Norway seem to be pretty good at winter sports. Maybe as part of our Brexit deal we could join forces with the Norwegians, who already find themselves outside of the EU, and then I could enjoy the Winter Olympics a bit more.

Although a Norwegian style deal seems to be off the table and instead we’re hoping for ‘Canada +++’. I don’t actually know what that means, but the Canadians are also good at winter sports, so I’m OK with forming an alliance there too.

Then again, it’s not like we’ve never had any success at the Winter Olympics. We seem to be alright at curling, which is perhaps not the most exciting of the ice-based sports but it does make for strangely compelling TV, and there’s been some success in the skeleton, which seems to involve going really fast downhill on an ice-track supported by what is essentially a tea-tray. Which is madness really.

Historically, there is even a history of British success in figure-skating. After all, who can forget national treasures Jayne Torvill and Christopher Dean? Well no-one can, because every Winter Olympics the BBC appears to be obliged to show footage of their gold medal performance from 1984. And obviously they’re involved in ITV’s Dancing On Ice, which is like a less popular and more hazardous version of the BBC’s flagship show Strictly Come Dancing.

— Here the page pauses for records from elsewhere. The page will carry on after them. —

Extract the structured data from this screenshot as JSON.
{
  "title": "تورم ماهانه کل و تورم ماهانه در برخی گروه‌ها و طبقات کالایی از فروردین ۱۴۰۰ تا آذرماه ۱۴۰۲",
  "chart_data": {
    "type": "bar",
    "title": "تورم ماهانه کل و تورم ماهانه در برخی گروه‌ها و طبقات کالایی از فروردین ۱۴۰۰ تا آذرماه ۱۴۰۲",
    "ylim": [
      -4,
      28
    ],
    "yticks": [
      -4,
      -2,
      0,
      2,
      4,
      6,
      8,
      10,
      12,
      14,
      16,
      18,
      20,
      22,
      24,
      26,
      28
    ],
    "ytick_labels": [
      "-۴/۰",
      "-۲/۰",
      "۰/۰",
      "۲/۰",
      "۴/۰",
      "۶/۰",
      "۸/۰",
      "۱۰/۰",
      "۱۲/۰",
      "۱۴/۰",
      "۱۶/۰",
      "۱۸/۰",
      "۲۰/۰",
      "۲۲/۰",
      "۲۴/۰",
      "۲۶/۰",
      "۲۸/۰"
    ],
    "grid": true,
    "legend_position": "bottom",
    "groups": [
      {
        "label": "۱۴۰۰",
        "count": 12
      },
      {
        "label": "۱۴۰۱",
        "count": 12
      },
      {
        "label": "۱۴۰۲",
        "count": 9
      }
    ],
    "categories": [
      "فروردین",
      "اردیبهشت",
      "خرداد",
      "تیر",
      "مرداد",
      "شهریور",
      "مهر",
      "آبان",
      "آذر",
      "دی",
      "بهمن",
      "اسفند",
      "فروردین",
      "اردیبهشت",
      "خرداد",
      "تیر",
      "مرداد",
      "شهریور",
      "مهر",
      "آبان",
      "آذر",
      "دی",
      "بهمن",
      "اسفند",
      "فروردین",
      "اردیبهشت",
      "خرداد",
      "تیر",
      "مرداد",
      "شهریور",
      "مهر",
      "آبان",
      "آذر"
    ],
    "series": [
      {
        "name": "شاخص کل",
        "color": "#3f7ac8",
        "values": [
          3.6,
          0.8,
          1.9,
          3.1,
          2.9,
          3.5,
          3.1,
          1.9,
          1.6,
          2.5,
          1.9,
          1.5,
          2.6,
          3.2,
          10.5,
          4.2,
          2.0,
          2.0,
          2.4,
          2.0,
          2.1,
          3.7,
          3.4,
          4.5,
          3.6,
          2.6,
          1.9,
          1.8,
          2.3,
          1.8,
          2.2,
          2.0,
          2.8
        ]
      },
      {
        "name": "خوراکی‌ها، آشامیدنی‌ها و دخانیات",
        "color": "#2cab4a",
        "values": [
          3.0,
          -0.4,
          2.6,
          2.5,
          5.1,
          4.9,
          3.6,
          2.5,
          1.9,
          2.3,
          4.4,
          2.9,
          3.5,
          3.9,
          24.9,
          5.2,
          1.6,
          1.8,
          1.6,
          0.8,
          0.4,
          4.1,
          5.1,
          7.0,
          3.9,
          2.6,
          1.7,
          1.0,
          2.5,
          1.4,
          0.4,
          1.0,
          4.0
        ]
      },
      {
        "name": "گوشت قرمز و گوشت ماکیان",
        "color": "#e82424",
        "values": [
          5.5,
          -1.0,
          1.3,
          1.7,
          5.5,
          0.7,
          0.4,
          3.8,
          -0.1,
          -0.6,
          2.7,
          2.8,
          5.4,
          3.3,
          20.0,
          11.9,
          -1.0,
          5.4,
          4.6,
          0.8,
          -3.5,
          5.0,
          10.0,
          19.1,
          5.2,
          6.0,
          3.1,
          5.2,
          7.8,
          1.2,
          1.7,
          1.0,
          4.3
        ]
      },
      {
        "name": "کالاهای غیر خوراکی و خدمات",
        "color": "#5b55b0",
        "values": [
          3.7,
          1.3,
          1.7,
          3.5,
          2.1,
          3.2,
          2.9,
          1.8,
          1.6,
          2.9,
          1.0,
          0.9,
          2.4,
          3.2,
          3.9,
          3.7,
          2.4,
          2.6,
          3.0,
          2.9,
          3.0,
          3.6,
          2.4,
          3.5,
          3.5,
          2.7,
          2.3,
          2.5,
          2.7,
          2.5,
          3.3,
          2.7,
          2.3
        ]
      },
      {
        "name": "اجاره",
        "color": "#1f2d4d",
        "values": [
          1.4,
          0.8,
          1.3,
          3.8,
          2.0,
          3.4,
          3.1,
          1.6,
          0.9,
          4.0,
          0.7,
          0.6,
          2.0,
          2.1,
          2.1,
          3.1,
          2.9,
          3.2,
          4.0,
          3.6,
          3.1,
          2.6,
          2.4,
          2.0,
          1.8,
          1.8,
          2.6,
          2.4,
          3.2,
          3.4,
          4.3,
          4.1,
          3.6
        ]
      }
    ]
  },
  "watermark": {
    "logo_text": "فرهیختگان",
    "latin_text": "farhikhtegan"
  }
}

We did have an ice-rink nearby when I was growing up. I remember ice-skating being a ‘thing’ people did for their birthdays during my teenage years. I went once with a group of  friends and, for the hour or so we were on the ice, I was utterly petrified. I never went again and so died that Olympic dream.

I fared better on my one skiing holiday as a teenager, in that I did actually enjoy that. Sadly though, in my one week of skiing I didn’t quite manage to hit Olympic qualifying standards.

Which seems like a missed opportunity on reflection.